To use Python Virtual Environments with PySpark, follow these steps:
1. Creating a Virtual Environment with Conda
2. Including Virtual Environment in the Init Container
3. Updating Interpreter Properties
NOTE |
You can also use virtualenv to create your virtual environment instead of conda. |
To create a virtual environment with Conda, follow these steps:
1. Ensure that you have conda and conda-pack installed.
2. Create your virtual environment using the following command:
conda create -y -n <environment-name> python=<python-version> <additional-packages>
NOTE |
The <environment-name> can be chosen freely and subsequently must be used in further commands. |
3. Activate your virtual environment using the following command:
conda activate <environment-name>
4. Execute the following command to obtain the path to your virtual environment:
which python
The obtained result is referred to as <environment-abs-path>
5. Compress your virtual environment using the following command:
conda pack -n <environment-name> -o <environment-abs-path>/<environment-name>.tar.gz
To include the virtual environment in the Init container, you must place the Virtual Environment in the same path as the Spark libraries. For more information, see Provide Custom Spark libraries.

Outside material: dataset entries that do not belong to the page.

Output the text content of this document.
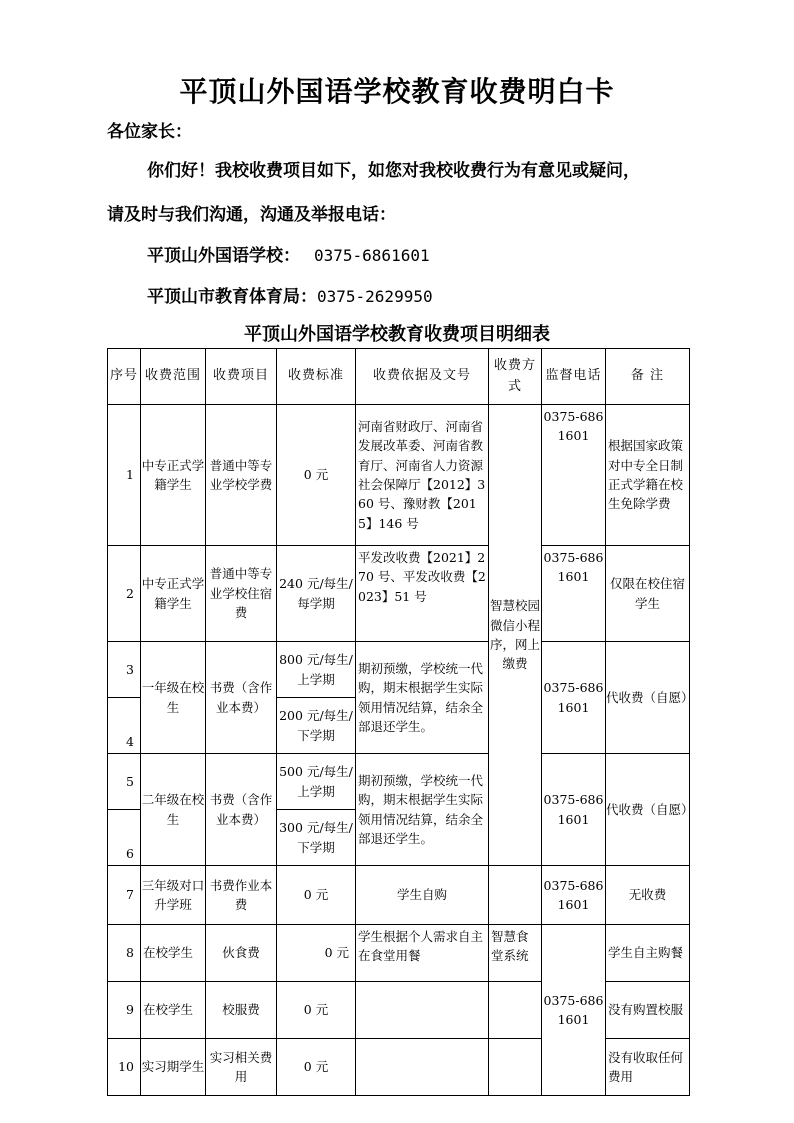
平顶山外国语学校教育收费明白卡
各位家长：
你们好！我校收费项目如下，如您对我校收费行为有意见或疑问，
请及时与我们沟通，沟通及举报电话：
平顶山外国语学校： 0375-6861601
平顶山市教育体育局：0375-2629950
平顶山外国语学校教育收费项目明细表
序号	收费范围	收费项目	收费标准	收费依据及文号	收费方式	监督电话	备 注
1	中专正式学籍学生	普通中等专业学校学费	0 元	河南省财政厅、河南省发展改革委、河南省教育厅、河南省人力资源社会保障厅【2012】360 号、豫财教【2015】146 号	智慧校园微信小程序，网上缴费	0375-6861601	根据国家政策对中专全日制正式学籍在校生免除学费
2	中专正式学籍学生	普通中等专业学校住宿费	240 元/每生/每学期	平发改收费【2021】270 号、平发改收费【2023】51 号		0375-6861601	仅限在校住宿学生
3	一年级在校生	书费（含作业本费）	800 元/每生/上学期	期初预缴，学校统一代购，期末根据学生实际领用情况结算，结余全部退还学生。		0375-6861601	代收费（自愿）
4			200 元/每生/下学期				
5	二年级在校生	书费（含作业本费）	500 元/每生/上学期	期初预缴，学校统一代购，期末根据学生实际领用情况结算，结余全部退还学生。		0375-6861601	代收费（自愿）
6			300 元/每生/下学期				
7	三年级对口升学班	书费作业本费	0 元	学生自购		0375-6861601	无收费
8	在校学生	伙食费	0 元	学生根据个人需求自主在食堂用餐	智慧食堂系统	0375-6861601	学生自主购餐
9	在校学生	校服费	0 元				没有购置校服
10	实习期学生	实习相关费用	0 元				没有收取任何费用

All the properties can either be configured in the interpreter JSON files or from the Interpreters page of the FCC Studio application UI after starting the FCC Studio application.
· In the Spark Interpreter Settings page of the FCC Studio application UI (or spark.json file), change the following values:
§ Change the value of the spark.yarn.dist.archives property to /var/olds-spark-interpreter/interpreter/spark/libs/<environment-name>/<environment-name>.tar.gz#<environment-name>
§ Change the value of the spark.pyspark.python property to ./<environment-name>/bin/python
· In the PySpark Interpreter Settings page of the FCC Studio application UI (or pyspark.json file), change the value of the zeppelin.pyspark.python property to /var/olds-spark-interpreter/interpreter/spark/libs/<environment-name>/bin/python.